I would enjoy hearing about everyone else who has that annoying yet somehow desired friend named Wantu Gourge, and how they keep him in line 8). Thanks and may you continue to keep Mr. Gourge in his proper place!

Replies

  • Duck_Puddle
    Duck_Puddle Posts: 3,237 Member
    Nothing changed for me in a meaningful way with this until I went to therapy and worked out the issues that caused me to binge.

    Since I have done that, I have no urges to binge, no emotional eating, no out of control issues. I still eat more than I should on occasion-but it’s always under control and a conscious choice to do so.

    Good luck to you in whatever path you choose.
  • RelCanonical
    RelCanonical Posts: 3,882 Member
    Mr. Gourge and I had an abusive relationship a few years ago. He demanded my life morning til night, even if I was sick from his actions. Fortunately, we were able to break up with the help of my therapist and stress and anxiety management techniques.
  • JJGottaLoseIt
    JJGottaLoseIt Posts: 22 Member
    Nothing changed for me in a meaningful way with this until I went to therapy and worked out the issues that caused me to binge.

    Since I have done that, I have no urges to binge, no emotional eating, no out of control issues. I still eat more than I should on occasion-but it’s always under control and a conscious choice to do so.

    Good luck to you in whatever path you choose.

    That is very encouraging to hear Duck that this battle may not always need to go on!
  • JJGottaLoseIt
    JJGottaLoseIt Posts: 22 Member
    Mr. Gourge and I had an abusive relationship a few years ago. He demanded my life morning til night, even if I was sick from his actions. Fortunately, we were able to break up with the help of my therapist and stress and anxiety management techniques.

    I am glad to know that if these urges do continue I do not have to necessarily live with them!
  • RelCanonical
    RelCanonical Posts: 3,882 Member
    edited August 2019
    Mr. Gourge and I had an abusive relationship a few years ago. He demanded my life morning til night, even if I was sick from his actions. Fortunately, we were able to break up with the help of my therapist and stress and anxiety management techniques.

    I am glad to know that if these urges do continue I do not have to necessarily live with them!

    He still comes by on occasion, but I always remember how I felt during those times, and compare it to how I feel now, and I know that the short-term satisfaction is not worth it at all, and pain will come afterwards. Even when it's not abusive (i.e. overeating instead of binge eating) I never feel good afterwards, just on a physical level. With overeating I don't feel guilt like I do with binge eating, but both of them end up with a stomachache.
  • JJGottaLoseIt
    JJGottaLoseIt Posts: 22 Member
    Mr. Gourge and I had an abusive relationship a few years ago.

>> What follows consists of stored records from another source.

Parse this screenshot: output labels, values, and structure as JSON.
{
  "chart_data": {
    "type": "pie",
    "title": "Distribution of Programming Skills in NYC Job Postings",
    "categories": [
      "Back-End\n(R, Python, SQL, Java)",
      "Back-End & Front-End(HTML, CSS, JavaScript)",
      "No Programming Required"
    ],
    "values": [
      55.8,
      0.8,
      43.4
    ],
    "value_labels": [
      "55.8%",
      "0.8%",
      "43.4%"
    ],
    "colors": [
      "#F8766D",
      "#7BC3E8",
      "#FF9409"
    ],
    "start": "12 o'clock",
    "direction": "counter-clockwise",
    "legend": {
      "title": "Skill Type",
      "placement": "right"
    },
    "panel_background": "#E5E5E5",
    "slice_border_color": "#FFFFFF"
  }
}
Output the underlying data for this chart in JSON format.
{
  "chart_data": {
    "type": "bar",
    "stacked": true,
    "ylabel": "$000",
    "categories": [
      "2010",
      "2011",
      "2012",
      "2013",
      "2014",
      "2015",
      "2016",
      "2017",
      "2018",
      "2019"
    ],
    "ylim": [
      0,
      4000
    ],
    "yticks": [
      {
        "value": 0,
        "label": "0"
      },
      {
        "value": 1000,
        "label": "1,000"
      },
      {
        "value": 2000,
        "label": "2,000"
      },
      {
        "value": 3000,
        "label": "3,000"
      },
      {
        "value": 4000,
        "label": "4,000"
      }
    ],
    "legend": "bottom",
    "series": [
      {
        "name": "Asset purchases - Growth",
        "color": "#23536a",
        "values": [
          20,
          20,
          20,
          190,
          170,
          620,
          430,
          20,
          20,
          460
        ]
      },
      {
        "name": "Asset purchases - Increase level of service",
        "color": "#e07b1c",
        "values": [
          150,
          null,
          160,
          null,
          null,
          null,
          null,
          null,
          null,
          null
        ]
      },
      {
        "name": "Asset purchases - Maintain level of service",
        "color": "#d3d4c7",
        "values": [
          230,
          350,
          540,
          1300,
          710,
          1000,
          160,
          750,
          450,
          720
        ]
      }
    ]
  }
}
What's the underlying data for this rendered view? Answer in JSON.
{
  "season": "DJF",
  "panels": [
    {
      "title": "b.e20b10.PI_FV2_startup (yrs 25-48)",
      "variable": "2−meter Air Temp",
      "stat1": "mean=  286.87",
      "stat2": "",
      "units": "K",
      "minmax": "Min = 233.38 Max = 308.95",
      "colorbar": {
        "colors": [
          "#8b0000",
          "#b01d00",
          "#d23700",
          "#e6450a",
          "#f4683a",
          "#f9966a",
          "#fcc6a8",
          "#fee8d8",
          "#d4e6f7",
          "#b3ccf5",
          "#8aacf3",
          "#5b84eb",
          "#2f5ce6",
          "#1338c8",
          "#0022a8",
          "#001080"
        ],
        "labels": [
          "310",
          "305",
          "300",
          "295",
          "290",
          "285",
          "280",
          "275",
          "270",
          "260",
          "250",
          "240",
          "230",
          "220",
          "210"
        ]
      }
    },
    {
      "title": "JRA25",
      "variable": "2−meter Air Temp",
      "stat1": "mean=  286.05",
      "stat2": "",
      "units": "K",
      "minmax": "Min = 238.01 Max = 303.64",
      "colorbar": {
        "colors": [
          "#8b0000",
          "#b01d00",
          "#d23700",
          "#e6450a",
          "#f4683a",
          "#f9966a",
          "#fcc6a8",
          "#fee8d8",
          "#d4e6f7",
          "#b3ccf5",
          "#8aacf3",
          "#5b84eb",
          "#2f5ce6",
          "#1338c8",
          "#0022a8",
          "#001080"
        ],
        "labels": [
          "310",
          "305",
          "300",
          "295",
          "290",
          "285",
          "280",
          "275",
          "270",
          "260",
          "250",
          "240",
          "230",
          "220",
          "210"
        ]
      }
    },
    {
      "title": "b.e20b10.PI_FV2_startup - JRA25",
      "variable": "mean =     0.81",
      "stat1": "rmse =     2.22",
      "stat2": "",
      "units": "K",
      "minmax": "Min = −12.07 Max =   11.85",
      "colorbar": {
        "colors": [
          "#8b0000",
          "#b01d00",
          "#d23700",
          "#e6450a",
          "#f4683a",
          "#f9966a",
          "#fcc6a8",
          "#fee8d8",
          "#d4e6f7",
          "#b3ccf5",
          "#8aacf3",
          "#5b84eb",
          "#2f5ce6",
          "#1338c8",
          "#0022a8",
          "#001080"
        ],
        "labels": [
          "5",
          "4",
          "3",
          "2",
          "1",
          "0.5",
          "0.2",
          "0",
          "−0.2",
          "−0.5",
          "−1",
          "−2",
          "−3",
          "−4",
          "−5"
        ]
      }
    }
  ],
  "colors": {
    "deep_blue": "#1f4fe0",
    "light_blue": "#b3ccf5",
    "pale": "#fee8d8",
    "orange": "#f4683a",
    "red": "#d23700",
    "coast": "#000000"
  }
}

He demanded my life morning til night, even if I was sick from his actions. Fortunately, we were able to break up with the help of my therapist and stress and anxiety management techniques.

    I am glad to know that if these urges do continue I do not have to necessarily live with them!

    He still comes by on occasion, but I always remember how I felt during those times, and compare it to how I feel now, and I know that the short-term satisfaction is not worth it at all, and pain will come afterwards. Even when it's not abusive (i.e. overeating instead of binge eating) I never feel good afterwards, just on a physical level. With overeating I don't feel guilt like I do with binge eating, but both of them end up with a stomachache.

    That is a very mature way to look at it! It is not like it may cause you problems 10, 20 years down the road, and it may, but the negative effects can hit very quickly, like with what you mentioned, a stomach ache, or even bloating, fatigue, acid-reflux, etc. Thanks for putting it into perspective.
  • JJGottaLoseIt
    JJGottaLoseIt Posts: 22 Member
    I was really hoping to hear more about peoples struggles with the urge to eat too much...I know many of us struggle with that. I look and see that discussions like, 'would you date the person above' and ,'would you get out of bed with the person above' are big sellers but I mean come on, lol, this is a fitness site not a dating site...then again, the gym can be a meat market at times ha ha.